Synergistic Action between PfHsp90 Inhibitor and PfRad51 Inhibitor Induces Elevated DNA Damage Sensitivity in the Malaria Parasite.

Abstract

The DNA recombinase Rad51 from the human malaria parasite Plasmodium falciparum has emerged as a potential drug target due to its central role in the homologous recombination (HR)-mediated double-strand break (DSB) repair pathway. Inhibition of the ATPase and strand exchange activity of P. falciparum Rad51 (PfRad51) by a small-molecule inhibitor, B02 [3-(phenylmethyl)-2-[(1E)-2-(3-pyridinyl)ethenyl]-4(3H)-quinazolinone], renders the parasite more sensitive to genotoxic agents. Here, we investigated whether the inhibition of the molecular chaperone PfHsp90 potentiates the antimalarial action of B02. We found that the PfHsp90 inhibitor 17-AAG [17-(allylamino)-17-demethoxygeldanamycin] exhibits strong synergism with B02 in both drug-sensitive (strain 3D7) and multidrug-resistant (strain Dd2) P. falciparum parasites. 17-AAG causes a greater than 200-fold decrease in the half-maximal inhibitory concentration (IC50) of B02 in 3D7 parasites.

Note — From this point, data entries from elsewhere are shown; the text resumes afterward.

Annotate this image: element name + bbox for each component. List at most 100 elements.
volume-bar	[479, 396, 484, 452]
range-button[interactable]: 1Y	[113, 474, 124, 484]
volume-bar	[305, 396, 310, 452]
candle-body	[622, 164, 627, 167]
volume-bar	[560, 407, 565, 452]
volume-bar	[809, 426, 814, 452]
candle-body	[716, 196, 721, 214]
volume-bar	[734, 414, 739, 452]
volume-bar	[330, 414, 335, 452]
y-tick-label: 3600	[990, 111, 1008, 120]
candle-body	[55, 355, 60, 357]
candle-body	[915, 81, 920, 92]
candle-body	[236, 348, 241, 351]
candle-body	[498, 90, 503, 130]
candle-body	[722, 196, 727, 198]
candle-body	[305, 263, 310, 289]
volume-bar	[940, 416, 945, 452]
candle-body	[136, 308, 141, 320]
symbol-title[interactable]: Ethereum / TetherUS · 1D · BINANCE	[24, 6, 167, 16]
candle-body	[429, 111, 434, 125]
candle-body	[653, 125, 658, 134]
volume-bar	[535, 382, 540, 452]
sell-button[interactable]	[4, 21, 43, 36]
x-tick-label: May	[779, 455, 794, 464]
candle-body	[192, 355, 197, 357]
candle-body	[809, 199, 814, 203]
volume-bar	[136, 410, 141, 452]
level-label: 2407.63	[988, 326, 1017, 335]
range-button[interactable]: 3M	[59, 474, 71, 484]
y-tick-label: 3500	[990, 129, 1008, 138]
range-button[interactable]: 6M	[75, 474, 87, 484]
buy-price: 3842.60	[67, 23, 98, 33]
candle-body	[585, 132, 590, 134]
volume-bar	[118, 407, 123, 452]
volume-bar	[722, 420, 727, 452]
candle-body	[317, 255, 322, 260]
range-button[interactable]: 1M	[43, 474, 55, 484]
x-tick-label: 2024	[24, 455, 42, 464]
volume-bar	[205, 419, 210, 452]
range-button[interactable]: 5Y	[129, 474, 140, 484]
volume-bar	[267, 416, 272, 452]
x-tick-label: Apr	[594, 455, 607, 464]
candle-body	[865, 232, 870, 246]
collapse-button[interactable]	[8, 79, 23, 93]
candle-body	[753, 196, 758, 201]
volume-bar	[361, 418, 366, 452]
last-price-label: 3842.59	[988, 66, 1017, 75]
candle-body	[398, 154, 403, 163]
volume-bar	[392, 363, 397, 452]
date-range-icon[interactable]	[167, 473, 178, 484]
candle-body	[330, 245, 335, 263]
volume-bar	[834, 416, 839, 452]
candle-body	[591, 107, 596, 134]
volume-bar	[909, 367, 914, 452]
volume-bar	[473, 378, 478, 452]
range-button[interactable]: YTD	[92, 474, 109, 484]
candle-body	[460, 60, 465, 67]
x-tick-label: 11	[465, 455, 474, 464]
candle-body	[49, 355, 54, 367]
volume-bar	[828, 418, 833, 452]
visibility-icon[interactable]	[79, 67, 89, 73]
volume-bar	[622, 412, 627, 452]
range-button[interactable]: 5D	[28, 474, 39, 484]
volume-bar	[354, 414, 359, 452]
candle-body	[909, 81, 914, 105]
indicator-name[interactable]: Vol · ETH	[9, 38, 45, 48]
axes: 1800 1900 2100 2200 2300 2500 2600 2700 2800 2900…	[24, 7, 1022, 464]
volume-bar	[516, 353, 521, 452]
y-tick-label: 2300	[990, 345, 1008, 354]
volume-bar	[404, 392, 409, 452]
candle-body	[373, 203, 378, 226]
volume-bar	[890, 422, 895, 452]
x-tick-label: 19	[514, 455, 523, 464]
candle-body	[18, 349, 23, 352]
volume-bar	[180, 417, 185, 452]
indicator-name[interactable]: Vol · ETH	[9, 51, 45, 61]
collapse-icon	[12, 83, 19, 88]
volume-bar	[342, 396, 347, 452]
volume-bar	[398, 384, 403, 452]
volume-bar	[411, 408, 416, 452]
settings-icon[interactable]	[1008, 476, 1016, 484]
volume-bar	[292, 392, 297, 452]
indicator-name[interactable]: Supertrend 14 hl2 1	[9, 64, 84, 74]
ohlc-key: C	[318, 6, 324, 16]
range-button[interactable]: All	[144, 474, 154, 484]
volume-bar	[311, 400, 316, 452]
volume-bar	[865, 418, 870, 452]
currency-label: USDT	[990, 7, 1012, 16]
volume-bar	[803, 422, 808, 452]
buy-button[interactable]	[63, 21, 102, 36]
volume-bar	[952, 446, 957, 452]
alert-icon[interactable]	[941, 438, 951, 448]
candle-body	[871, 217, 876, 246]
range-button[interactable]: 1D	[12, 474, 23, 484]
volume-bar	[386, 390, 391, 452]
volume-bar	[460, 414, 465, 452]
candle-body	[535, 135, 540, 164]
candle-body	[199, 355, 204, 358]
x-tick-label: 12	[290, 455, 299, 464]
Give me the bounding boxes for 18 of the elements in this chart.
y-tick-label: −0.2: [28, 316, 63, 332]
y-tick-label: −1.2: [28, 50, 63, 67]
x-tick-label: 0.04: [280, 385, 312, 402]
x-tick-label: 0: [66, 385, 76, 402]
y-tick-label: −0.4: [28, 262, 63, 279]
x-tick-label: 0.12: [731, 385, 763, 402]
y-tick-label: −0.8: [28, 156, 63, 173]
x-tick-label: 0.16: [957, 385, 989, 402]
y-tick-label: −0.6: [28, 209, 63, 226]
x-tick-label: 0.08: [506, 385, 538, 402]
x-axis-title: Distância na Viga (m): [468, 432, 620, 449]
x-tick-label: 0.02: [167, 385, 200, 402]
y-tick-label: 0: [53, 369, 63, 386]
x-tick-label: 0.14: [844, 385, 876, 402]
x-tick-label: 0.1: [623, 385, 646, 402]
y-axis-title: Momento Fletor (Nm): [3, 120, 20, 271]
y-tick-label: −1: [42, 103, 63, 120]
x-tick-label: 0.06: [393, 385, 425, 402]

Our results provide mechanistic insights into such profound synergism between 17-AAG and B02. We report that PfHsp90 physically interacts with PfRad51 and promotes the UV irradiation-induced DNA repair activity of PfRad51 by controlling its stability. We find that 17-AAG reduces PfRad51 protein levels by accelerating proteasomal degradation. Consequently, PfHsp90 inhibition renders the parasites more susceptible to the potent DNA-damaging agent methyl methanesulfonate (MMS) in a dose-dependent manner. Thus, our study provides a rationale for targeting PfHsp90 along with the recombinase PfRad51 for controlling malaria propagation.